うにたべたい

透明人間のうにたべたいのレビュー・感想・評価

透明人間(1954年製作の映画)
4.0
円谷英二が特撮と本編の撮影を行った、東宝特撮映画。
後に作られる変身人間シリーズの走りとも言われる作品で、軍により兵器として改造されて生まれた悲しい経緯を持つ透明人間が暗躍する脚本は、"美女と液体人間"を想起させます。

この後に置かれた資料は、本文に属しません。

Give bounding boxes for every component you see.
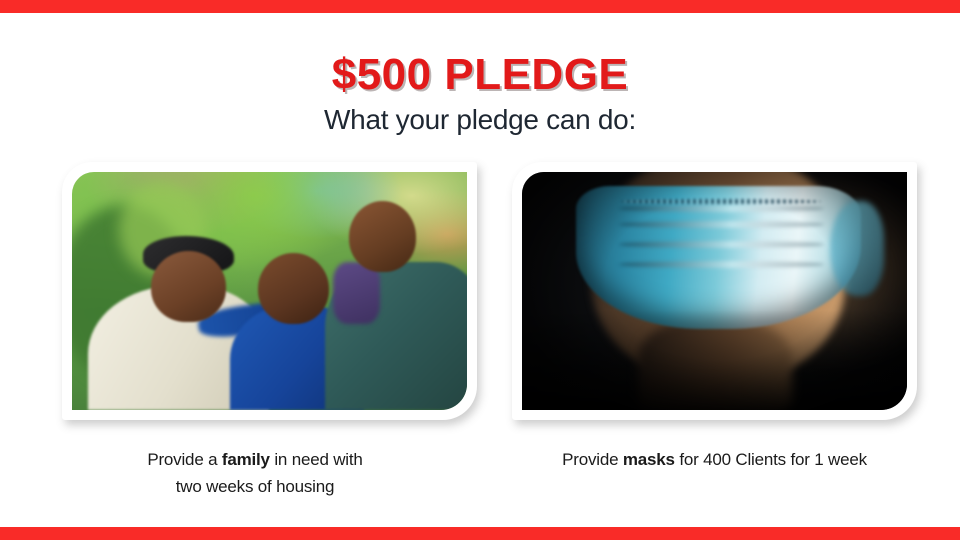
caption-masks-text-after: for 400 Clients for 1 week (675, 450, 867, 469)
pledge-slide: $500 PLEDGE What your pledge can do: Pro… (0, 0, 960, 540)
pledge-card-masks (512, 162, 917, 420)
caption-family-emphasis: family (222, 450, 270, 469)
photo-vignette (522, 172, 907, 410)
teen-scarf-shape (333, 262, 380, 324)
caption-masks-emphasis: masks (623, 450, 675, 469)
mask-photo (522, 172, 907, 410)
page-title: $500 PLEDGE (0, 52, 960, 98)
top-accent-bar (0, 0, 960, 13)
caption-family-text-before: Provide a (147, 450, 222, 469)
caption-masks: Provide masks for 400 Clients for 1 week (512, 446, 917, 473)
teen-head-shape (349, 201, 416, 272)
caption-masks-text-before: Provide (562, 450, 623, 469)
family-photo (72, 172, 467, 410)
boy-head-shape (258, 253, 329, 324)
pledge-card-family (62, 162, 477, 420)
caption-family: Provide a family in need with two weeks … (62, 446, 448, 500)
page-subtitle: What your pledge can do: (0, 104, 960, 136)
heading-block: $500 PLEDGE What your pledge can do: (0, 52, 960, 136)
caption-family-line2: two weeks of housing (176, 477, 335, 496)
bottom-accent-bar (0, 527, 960, 540)
caption-family-text-after: in need with (270, 450, 363, 469)
mother-head-shape (151, 251, 226, 322)
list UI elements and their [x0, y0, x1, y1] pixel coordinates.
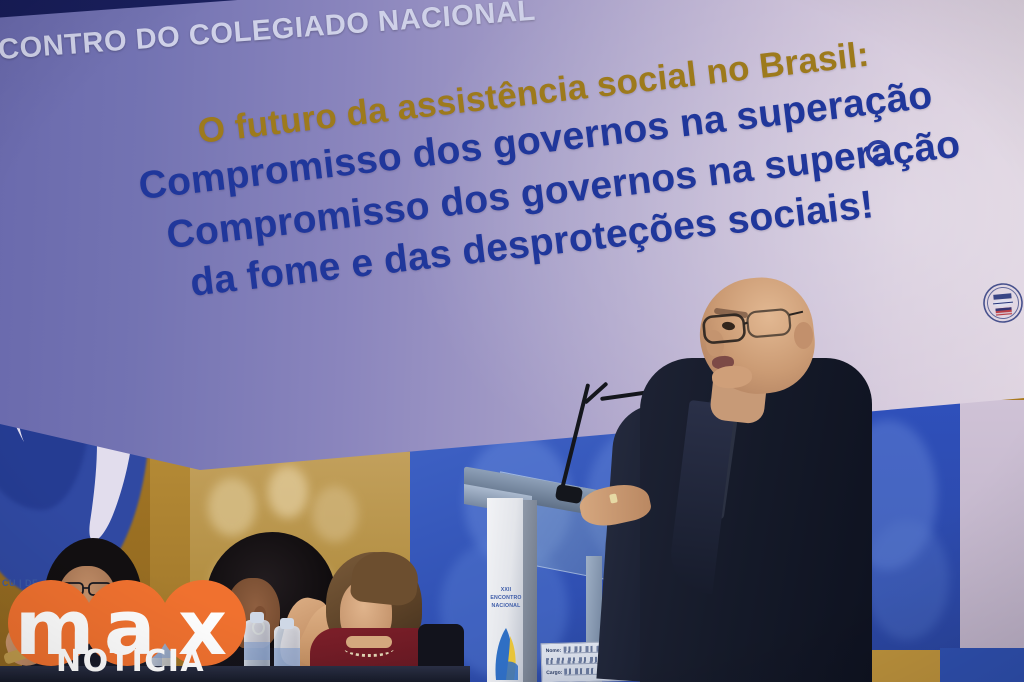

銀座にて、轢いた感触のみの交通事故があり、車の下を調べると死体が徐々に浮き上がってくるという不可思議な事件が発生する。
後に、彼は日本軍の特殊部隊「透明人間特攻隊」の生き残りであること、生き残りはもう一人いることが記された遺書が発見される。
透明人間がどこかにいる、という報道は街を駆け回るが、やがて透明人間を名乗る集団が現れ、彼らによる強盗事件が発生する。
ストーリー上、キャバレーのシーンが多いく、その点でも"美女と液体人間"を思い起こしました。
本作でもキャバレーがとても楽しそうに描かれています。
私もキャバレー行ってみたいです。

変身人間シリーズでは、変身人間達はみんなその特異体質を駆使して犯罪を行っていましたが、本作の透明人間は正義の透明人間で、透明になって悪いことをするようなシーンは無いです。
我々の脳内には透明化→エロの図式が刻まれていますが、本作は時勢的になのか、お子様の視聴に配慮してか、そういったことは一切しない紳士的な透明人間なので、その手の期待には応えてくれない内容でした。

透明化の特撮は見事でした。
当時の技術でこれだけの演出ができるのは、さすがは円谷氏です。
内容も面白かったです。終始楽しく視聴しました。
ラストはオルゴールの音色の響く、悲しい終わり方です。
"液体人間"とは違いますが、根底のテーマに共通点を感じました。